Glasfaseranschlüsse legen ein Viertel zu – Telekom-Wettbewerber investieren 13,6 Mrd. Euro – Kritik an Überbau

Die alternativen Telekomanbieter rechnen auch 2024 mit deutlichen Zuwächsen bei Glasfaserinfrastruktur, warnten allerdings davor, dass das flächendeckende Ausbauziel 2030 verfehlt werde, wenn der Staat die "Verdrängungsstrategie der Telekom" nicht stoppt. 2023 wird die Rekordsumme von 13,6 Mrd. Euro investiert.

hei Berlin

Der Ausbau einer zukunftsfähigen Gigabit-Infrastruktur kommt in Deutschland voran.

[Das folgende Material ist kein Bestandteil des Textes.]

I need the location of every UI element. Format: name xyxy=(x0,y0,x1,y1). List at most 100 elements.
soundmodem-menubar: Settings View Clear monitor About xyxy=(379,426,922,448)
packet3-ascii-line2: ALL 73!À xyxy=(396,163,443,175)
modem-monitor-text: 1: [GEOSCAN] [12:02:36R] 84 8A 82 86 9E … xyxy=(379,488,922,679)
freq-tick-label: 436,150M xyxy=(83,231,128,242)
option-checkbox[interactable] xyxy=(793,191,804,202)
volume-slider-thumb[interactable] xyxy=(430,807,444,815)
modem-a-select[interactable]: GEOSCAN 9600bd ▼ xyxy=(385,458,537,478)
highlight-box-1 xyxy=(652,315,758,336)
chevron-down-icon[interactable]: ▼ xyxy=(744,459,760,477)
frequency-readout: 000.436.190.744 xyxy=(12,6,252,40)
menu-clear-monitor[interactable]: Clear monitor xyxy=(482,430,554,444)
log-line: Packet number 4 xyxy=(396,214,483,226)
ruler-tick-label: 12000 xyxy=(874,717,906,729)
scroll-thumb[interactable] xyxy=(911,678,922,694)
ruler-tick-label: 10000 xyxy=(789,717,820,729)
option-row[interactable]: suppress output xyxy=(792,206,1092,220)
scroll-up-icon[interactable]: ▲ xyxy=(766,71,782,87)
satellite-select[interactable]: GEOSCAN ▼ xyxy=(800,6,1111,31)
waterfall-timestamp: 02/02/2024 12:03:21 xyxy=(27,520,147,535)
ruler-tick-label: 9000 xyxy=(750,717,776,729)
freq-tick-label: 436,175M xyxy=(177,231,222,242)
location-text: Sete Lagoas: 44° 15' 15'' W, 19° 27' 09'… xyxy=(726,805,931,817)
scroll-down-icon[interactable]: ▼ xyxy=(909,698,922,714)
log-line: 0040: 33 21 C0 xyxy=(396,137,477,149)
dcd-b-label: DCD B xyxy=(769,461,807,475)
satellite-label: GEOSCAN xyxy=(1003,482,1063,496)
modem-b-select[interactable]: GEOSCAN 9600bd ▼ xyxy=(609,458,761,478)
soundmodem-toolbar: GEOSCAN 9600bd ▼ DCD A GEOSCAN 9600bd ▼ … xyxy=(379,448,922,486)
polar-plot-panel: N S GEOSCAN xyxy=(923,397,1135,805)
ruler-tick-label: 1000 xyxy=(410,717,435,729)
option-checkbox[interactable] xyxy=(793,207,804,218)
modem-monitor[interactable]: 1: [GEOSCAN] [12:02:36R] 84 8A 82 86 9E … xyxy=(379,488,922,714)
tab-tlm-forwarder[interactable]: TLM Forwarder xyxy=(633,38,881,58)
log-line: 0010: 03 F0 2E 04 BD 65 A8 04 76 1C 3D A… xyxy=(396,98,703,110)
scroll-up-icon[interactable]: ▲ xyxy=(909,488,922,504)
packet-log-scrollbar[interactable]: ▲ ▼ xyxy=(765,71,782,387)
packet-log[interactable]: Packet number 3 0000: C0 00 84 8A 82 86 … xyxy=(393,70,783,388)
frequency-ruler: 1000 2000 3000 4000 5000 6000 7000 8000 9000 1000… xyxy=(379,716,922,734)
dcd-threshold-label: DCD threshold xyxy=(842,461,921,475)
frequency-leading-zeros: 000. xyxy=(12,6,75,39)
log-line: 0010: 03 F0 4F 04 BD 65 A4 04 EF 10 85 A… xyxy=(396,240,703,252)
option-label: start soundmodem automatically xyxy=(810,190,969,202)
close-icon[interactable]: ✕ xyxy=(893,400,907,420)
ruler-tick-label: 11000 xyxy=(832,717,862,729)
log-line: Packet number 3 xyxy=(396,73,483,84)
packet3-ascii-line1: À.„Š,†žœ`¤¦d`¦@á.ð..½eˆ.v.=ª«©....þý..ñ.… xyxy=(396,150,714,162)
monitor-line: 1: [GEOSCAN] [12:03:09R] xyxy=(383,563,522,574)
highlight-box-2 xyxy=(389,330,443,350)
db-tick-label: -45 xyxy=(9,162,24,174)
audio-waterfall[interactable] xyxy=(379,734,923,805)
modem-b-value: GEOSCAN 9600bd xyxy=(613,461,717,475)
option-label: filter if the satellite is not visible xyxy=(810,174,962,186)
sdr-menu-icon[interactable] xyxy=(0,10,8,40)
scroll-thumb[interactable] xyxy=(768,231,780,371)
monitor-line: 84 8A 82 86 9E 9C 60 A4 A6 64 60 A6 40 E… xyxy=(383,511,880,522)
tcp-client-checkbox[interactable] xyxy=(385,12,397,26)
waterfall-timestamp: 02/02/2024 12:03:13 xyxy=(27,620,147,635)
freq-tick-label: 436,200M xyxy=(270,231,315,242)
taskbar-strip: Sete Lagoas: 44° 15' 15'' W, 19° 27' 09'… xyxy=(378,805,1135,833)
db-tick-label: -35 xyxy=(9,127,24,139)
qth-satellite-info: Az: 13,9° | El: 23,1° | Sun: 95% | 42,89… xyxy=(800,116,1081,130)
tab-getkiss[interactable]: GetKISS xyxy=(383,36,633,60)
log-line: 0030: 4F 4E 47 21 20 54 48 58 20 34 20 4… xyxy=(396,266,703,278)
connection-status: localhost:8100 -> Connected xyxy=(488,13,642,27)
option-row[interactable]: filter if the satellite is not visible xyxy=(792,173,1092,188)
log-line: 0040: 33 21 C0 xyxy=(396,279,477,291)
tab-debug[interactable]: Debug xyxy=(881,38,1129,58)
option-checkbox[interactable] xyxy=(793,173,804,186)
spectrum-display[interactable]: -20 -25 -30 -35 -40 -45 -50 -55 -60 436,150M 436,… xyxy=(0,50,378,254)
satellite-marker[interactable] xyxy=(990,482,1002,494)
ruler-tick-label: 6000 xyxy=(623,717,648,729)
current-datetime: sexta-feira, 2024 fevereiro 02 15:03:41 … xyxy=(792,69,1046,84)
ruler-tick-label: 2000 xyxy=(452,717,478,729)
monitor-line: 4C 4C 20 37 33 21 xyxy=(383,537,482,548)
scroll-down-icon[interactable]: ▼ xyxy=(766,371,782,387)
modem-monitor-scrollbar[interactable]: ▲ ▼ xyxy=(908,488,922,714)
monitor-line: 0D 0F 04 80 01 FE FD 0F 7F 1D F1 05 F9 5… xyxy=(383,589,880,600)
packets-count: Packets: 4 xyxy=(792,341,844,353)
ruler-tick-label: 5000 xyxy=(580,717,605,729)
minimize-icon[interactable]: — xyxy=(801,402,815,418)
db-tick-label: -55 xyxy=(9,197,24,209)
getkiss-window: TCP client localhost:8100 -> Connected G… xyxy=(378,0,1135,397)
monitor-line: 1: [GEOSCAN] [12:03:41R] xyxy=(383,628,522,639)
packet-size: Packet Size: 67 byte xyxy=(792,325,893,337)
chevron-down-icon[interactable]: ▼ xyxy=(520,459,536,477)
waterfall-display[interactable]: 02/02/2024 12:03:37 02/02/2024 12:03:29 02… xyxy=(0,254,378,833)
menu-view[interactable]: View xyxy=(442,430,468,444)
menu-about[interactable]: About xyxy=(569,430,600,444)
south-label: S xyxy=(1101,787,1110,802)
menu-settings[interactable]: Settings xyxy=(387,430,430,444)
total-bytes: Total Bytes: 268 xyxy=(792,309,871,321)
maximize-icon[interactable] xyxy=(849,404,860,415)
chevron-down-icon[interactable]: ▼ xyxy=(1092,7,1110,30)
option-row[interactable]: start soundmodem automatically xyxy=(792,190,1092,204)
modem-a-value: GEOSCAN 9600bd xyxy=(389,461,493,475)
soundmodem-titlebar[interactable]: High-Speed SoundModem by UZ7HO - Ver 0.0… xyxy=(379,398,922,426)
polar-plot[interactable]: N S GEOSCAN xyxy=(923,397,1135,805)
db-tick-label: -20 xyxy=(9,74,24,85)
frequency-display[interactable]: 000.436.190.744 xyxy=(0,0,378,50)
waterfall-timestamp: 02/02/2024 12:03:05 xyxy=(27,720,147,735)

Wie der Verband der alternativen Telekomanbieter (VATM) auf einer Pressekonferenz in Berlin herausstellte, ist die Zahl der Glasfaseranschlüsse (FTTH/FTTB) im laufenden Jahr insgesamt um knapp ein Viertel auf 16,2 Millionen gestiegen, darunter worden 9 Millionen Anschlüsse von den Wettbewerbern der Telekom gebaut, der Bonner Konzern selbst stellte bisher 7,2 Millionen fertig. Dabei wurde nach den Worten von VATM-Präsident David Zimmer die Rekordsumme von 13,6 Mrd. Euro investiert, 60% davon trugen die alternativen Anbieter. "Wie man angesichts dieser Zahlen von einem Kollaps sprechen kann, ist mir schleierhaft", kritisierte der Gründer von Inexio, die von Deutsche Glasfaser übernommen worden war. Allerdings sind 8 von den 16 Millionen Anschlüssen nicht vollständig ausgebaut, sondern nur bis in Hausnähe vorbereitet.

Geringere Kapitalzusagen

Auch für das kommende Jahr rechnet er mit substanziellem Wachstum. Die vom VATM beauftragte Dialog Consult geht für 2024 insgesamt von 44 bis 46 Millionen gigabitfähigen Anschlüssen aus nach 42,7 Millionen bisher. Dabei sollte der Zuwachs von bis zum 3,3 Millionen ganz überwiegend durch Glasfaser realisiert werden, denn die Kabelnetze, die derzeit noch fast zwei Drittel der gigabitfähigen Anschlüsse ausmachen, wachsen nur noch marginal. Zimmer räumte allerdings ein, dass die "gestiegenen Zinsen und geringere Kapitalzusagen" sich bemerkbar machen.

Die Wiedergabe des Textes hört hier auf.